Lernfeld 2: Güter lagern

Lagerungskonflikte analysieren und lösen

Lerninhalt aus der Ausbildung zum Fachlagerist:in

Lagerungskonflikte analysieren und lösen

Drei Paletten Zimt und kein passender Platz

Der Konflikt auf der Rampe

Dienstagmittag, 12:45 Uhr. Du schiebst den Hallenplan über den Schreibtisch im Lagerplanungsbüro und rechnest zum dritten Mal die Stellplätze durch.
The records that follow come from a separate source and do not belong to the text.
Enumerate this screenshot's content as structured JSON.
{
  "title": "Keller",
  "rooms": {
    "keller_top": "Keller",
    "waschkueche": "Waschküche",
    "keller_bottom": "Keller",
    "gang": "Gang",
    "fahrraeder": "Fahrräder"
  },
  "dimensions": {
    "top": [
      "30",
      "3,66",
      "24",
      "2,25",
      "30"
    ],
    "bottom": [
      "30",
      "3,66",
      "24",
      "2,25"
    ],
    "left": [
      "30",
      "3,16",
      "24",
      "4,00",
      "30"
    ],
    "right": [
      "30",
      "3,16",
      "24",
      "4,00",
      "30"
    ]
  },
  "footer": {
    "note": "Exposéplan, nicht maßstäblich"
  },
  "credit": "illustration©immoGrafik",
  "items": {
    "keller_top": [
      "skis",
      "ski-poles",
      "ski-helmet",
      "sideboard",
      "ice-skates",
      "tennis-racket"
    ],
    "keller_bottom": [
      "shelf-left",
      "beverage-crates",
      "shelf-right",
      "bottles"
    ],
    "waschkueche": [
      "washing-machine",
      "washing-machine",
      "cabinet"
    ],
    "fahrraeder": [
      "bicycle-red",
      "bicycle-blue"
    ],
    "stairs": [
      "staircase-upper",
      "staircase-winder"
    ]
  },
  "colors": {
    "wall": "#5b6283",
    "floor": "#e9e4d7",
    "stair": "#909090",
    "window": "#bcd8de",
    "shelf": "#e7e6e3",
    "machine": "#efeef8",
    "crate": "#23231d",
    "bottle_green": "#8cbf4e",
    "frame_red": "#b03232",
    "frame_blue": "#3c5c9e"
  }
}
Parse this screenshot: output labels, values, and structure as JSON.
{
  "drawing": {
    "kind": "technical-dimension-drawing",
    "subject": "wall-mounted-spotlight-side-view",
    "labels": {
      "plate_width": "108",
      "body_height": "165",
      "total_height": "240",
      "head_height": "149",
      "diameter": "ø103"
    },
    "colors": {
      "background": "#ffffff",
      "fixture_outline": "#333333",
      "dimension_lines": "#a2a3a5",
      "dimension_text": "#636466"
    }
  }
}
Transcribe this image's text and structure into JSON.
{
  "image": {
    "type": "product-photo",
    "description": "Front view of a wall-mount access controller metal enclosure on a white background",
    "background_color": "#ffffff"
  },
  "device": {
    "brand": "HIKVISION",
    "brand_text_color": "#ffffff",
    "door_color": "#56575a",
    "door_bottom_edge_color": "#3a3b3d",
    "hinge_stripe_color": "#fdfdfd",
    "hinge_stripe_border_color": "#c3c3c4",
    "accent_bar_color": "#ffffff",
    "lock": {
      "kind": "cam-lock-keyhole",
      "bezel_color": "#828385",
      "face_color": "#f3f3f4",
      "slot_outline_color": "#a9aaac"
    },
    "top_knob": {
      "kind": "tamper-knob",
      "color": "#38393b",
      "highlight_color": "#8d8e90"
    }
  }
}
Seit einer halben Stunde stehen drei Paletten Zimtpulver auf der Rampe, der einzige freie Platz im Lager liegt direkt neben 40 Sack Rohkaffee. Der Schnelldreher-Platz in Reihe A ist mit Saisonware vollgestellt. In zehn Minuten will dein Schichtleiter eine Lösung.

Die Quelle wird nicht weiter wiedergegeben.